I don't know who is downvoting this.
When users are given the choice between Ad-supported free, Ad-subsidized lower payment, and No-ads full payment. Ad-supported free dominates by far, with ad subsidized second, and full payment last.
Consumers consistently vote for the ad-model, even if it means they become the product being sold.
Maybe what'll happen is Google or Meta will use their control over the end user experience to show ads and provide free ad-supported access to sites that require micropayments, covering the cost themselves, and anyone running an agent will just pay the micropayments.
The other option is everything just keeps moving more and more into these walled gardens like Instagram where everyone uses the mobile app and watches ads, because the web versions of those apps just keep getting worse and worse by comparison.
In some social media circles it's basically a meme that anybody paying for YouTube Premium is a sucker.
HN is a huge echo chamber of opinions of highly-compensated tech workers, and it seems most of their friends are also tech workers. They don't realize how cheap a lot of the general public is.
There's substantial friction for making such a purchase. A scheme sort of like flattr, where you would top up your account with a fixed 5-10$ monthly, and then simply hit a button to pay the website and unlock the content, would have much more user adoption.
It's still not going to get much adoption because you have to "top up your account."
Any viable micropayments system that wants to even have a remote chance of toppling ads has to have near zero cognitive setup cost, absolutely zero maintenance, and work out of the box on major browsers. I need to be able to push a native button on my browser that says "Pay $0.001" and know that it will work every time without my lifting a finger to keep it working. The minute you have to log in to this account, or verify that E-mail, or re-authenticate with the bank, or authorize this, or upload that, it's no longer viable.
Consumers will always value convenience over any actual added value. If you make one button 'Enter (with ads)' and one button 'Enter (no ads)' but with a field on it which you must write one sentence about what lobsters look like, you will get a majority clicking the with ads button. The problem isn't with ads or payment, the problem is the friction of entering payment details for every site you visit. They are measuring the wrong thing.
It's not impossible. Websites will ask for an iris scan to identify if you are a human as a means of auth. They will be provided by Apple/Google and governed by local law. Those will be integrated in your phone. There will be a global database of all human iris to fight ai abuse since ai can't fake the creation of a baby. Passkeys and email/passwords will be a thing of the past soon.
Why can't the model just present the iris scan of the user? Assuming this is an assistant AI acting on behalf of the user with their consent.
> As a user I want the agent to be my full proxy. As a website operator I don’t want a mob of bots draining my resource
The entire distinction here is that as a website operator you wish to serve me ads. Otherwise, an agent under my control, or my personal use of your website, should make no difference to you.

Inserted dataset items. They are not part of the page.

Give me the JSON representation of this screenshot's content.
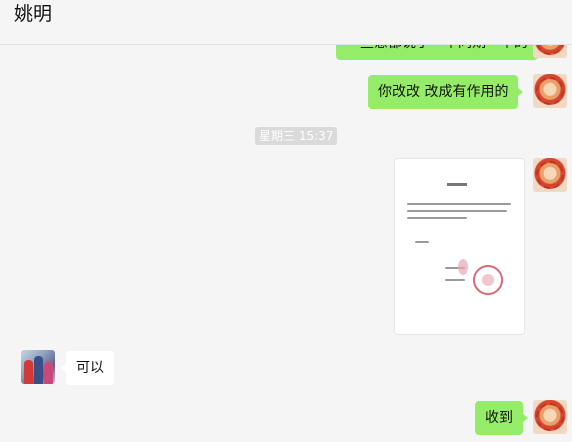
{
  "header": {
    "title": "姚明",
    "more": "···"
  },
  "messages": {
    "m1": "一些意都说了一个同期一个的",
    "m2": "你改改  改成有作用的",
    "timestamp": "星期三 15:37",
    "m4": "可以",
    "m5": "收到"
  },
  "colors": {
    "bubble_me": "#95ec69",
    "bubble_other": "#ffffff",
    "background": "#f5f5f5"
  }
}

I do hope this eventually leads to per-visit micropayments as an alternative to ads.
Cloudflare, Google, and friends are in unique position to do this.
> The entire distinction here is that as a website operator you wish to serve me ads
While this is sometimes the case, it’s not always so.
For example Fediverse nodes and self-hosted sites frequently block crawlers. This isn’t due to ads, rather because it costs real money to serve the site and crawlers are often considered parasitic.
Another example would be where a commerce site doesn’t want competitors bulk-scraping their catalog.
In all these cases you can for sure make reasonable “information wants to be free” arguments as to why these hopes can’t be realized, but do be clear that it’s a separate argument from ad revenue.
I think it’s interesting to split revenue into marginal distribution/serving costs, and up-front content creation costs. The former can easily be federated in an API-centric model, but figuring out how to compensate content creators is much harder; it’s an unsolved problem currently, and this will only get harder as training on content becomes more valuable (yet still fair use).
> it costs real money to serve the site and crawlers are often considered parasitic.
> Another example would be where a commerce site doesn’t want competitors bulk-scraping their catalog
I think of crawlers that bulk download/scrape (eg. for training) as distinct from an agent that interacts with a website on behalf of one user.
For example, if I ask an AI to book a hotel reservation, that's - in my mind - different from a bot that scrapes all available accommodation.
For the latter, ideally a common corpus would be created and maintained, AI providers (or upstart search engines) would pay to access this data, and the funds would be distributed to the sites crawled.
(never gonna happen but one can dream...)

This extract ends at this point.